First-party data is the future of digital marketing infrastructure. While more advanced frameworks such as data clean rooms are also on the horizon, the immediate priority is helping businesses move away from third-party tracking toward more secure, privacy-centric practices.
The road ahead
Meta's AI strategy is built around practical utility: solving real-world business problems and augmenting human capabilities. As AI tools become more specialized and collaborative, their impact will deepen across industries.

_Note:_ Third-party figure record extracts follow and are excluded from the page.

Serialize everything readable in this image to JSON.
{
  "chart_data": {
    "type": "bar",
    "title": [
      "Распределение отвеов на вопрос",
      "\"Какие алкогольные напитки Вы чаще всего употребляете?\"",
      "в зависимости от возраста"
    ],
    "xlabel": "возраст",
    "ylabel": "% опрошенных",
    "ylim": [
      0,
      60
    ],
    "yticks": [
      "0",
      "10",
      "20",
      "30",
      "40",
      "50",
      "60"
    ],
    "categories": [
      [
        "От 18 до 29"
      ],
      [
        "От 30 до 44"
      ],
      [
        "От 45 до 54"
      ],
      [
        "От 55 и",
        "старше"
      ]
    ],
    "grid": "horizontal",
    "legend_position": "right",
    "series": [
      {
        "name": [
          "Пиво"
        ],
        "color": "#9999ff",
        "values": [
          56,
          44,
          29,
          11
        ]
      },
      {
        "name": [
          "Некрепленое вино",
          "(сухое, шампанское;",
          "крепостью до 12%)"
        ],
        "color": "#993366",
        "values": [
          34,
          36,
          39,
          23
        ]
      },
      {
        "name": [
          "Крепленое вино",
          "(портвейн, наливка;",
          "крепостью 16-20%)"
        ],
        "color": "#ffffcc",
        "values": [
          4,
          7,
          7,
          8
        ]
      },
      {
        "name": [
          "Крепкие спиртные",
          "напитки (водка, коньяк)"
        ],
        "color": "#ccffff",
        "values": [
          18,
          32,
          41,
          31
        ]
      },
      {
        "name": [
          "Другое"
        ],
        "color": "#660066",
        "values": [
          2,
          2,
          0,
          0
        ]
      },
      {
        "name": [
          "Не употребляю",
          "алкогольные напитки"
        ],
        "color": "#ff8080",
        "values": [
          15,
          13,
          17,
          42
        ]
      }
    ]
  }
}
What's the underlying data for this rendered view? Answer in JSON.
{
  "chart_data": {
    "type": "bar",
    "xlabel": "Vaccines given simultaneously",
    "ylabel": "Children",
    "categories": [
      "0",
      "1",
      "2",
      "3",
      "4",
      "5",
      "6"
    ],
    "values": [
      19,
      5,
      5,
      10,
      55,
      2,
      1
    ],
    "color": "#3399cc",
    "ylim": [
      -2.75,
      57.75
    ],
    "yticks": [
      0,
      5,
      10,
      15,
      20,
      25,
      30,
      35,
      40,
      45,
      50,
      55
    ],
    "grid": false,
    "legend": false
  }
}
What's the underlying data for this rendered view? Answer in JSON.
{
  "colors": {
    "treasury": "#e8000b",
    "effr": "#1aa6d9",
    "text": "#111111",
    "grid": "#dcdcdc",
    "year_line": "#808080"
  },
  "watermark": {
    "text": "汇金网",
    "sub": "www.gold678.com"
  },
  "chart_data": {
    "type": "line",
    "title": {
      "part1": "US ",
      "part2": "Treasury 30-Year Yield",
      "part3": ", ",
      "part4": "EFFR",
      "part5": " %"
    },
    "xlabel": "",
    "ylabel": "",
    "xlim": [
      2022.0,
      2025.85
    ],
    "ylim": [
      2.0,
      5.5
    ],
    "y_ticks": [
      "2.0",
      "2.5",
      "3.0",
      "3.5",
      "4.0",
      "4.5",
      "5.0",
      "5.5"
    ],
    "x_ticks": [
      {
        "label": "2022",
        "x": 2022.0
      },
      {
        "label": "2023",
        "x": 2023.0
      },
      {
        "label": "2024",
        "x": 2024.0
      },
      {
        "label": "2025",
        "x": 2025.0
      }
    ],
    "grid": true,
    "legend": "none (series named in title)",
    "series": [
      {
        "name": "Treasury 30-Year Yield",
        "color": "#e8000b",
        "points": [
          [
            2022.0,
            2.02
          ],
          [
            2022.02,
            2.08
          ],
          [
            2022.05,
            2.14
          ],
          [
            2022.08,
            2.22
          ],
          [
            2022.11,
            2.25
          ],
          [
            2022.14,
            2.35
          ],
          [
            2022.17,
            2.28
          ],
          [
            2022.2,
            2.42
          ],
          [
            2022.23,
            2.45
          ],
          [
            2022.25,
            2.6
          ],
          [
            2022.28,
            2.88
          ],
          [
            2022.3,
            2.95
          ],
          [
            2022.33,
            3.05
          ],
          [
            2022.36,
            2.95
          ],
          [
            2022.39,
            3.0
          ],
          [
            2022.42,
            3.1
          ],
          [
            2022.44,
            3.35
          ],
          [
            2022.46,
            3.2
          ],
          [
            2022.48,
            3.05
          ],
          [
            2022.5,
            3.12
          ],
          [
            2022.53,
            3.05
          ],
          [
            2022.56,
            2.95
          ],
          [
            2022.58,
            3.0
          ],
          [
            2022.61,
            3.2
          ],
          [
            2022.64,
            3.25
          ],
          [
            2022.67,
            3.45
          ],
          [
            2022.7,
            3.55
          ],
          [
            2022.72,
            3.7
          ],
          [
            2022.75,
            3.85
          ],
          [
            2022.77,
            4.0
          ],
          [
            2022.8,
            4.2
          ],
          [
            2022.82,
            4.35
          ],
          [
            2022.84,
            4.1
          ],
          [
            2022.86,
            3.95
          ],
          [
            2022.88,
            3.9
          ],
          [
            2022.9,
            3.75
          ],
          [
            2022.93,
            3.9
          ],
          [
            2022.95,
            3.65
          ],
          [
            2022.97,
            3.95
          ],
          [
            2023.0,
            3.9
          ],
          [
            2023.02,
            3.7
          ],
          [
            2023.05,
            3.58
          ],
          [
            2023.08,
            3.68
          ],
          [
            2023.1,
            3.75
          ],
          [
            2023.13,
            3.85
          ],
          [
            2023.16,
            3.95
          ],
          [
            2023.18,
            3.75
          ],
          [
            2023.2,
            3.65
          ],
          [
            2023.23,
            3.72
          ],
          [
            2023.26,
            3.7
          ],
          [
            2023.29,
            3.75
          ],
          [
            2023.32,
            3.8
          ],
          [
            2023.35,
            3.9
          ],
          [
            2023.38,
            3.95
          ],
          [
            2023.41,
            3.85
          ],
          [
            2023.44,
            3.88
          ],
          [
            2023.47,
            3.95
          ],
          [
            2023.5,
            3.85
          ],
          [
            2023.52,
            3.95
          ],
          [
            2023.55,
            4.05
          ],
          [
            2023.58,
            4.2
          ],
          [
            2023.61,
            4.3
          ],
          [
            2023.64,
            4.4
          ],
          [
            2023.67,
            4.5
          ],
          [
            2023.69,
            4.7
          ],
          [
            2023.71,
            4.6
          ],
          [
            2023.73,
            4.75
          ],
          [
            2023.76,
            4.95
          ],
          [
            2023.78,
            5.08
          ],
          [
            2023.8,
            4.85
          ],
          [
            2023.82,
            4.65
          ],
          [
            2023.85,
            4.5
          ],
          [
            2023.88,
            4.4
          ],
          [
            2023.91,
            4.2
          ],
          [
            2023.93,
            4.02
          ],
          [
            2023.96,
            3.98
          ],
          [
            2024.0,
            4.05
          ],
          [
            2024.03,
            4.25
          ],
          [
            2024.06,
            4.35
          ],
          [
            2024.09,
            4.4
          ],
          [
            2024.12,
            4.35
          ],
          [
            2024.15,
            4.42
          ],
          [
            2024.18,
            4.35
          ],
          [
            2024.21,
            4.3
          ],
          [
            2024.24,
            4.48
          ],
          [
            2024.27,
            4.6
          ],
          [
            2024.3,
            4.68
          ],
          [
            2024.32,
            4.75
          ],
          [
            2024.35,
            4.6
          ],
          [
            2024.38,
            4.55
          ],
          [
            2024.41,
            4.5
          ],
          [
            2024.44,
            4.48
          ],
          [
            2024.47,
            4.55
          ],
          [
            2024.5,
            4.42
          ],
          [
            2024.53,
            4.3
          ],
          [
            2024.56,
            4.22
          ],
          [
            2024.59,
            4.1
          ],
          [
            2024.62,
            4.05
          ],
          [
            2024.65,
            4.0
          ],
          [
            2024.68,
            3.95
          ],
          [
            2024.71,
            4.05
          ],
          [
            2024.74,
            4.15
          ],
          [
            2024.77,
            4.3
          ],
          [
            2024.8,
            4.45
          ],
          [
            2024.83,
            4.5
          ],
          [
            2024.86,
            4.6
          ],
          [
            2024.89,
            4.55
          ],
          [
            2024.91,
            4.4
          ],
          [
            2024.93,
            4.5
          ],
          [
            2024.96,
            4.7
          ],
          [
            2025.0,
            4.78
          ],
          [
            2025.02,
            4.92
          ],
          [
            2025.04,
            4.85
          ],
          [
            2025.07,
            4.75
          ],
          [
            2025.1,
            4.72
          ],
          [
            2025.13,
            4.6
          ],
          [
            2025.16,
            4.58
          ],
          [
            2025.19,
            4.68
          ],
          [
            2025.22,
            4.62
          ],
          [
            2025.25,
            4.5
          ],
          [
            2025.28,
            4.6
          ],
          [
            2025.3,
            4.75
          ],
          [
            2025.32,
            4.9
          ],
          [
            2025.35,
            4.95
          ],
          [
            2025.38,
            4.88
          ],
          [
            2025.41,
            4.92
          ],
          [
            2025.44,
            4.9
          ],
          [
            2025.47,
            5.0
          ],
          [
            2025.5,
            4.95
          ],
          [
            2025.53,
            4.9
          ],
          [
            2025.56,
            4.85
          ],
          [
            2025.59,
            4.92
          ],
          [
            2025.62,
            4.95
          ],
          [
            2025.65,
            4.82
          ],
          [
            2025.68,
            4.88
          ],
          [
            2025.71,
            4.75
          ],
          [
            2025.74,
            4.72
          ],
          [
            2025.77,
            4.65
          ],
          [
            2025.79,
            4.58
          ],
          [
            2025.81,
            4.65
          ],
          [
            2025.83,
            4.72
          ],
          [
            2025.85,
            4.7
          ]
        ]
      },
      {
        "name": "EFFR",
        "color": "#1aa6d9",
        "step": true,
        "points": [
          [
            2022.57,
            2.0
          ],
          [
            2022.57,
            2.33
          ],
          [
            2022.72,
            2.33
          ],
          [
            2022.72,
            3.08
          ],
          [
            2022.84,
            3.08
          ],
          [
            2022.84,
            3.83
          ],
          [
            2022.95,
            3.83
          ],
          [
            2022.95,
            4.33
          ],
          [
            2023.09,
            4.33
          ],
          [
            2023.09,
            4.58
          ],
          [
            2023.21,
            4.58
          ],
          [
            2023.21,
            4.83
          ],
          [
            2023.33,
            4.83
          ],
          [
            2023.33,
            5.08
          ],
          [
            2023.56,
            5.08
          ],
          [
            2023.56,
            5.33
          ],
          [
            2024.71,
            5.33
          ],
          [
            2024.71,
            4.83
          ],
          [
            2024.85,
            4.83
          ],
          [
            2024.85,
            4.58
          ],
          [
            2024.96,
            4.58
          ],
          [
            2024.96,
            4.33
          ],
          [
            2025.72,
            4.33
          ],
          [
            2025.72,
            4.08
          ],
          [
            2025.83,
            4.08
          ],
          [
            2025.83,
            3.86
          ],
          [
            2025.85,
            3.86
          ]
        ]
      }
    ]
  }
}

From open-source language models to agentic workflows and messaging-first strategies, Meta is shaping a future where AI is not a luxury but an integral part of business operations. The AI revolution is not coming—it’s already here.
Key takeaways
- AI is mature, not hypothetical: A decade of R&D and infrastructure spending makes today’s AI both scalable and robust.
- Open Source accelerates innovation: Tools like Llama enable customized applications without expensive licensing.
- Messaging is the new interface: Platforms like WhatsApp are now central to commerce in many regions.
- AI democratizes creativity: Automated tools make high-quality content creation accessible to all marketers.
The future is agentic: Multi-agent systems will handle complex workflows, freeing humans to focus on strategy and input.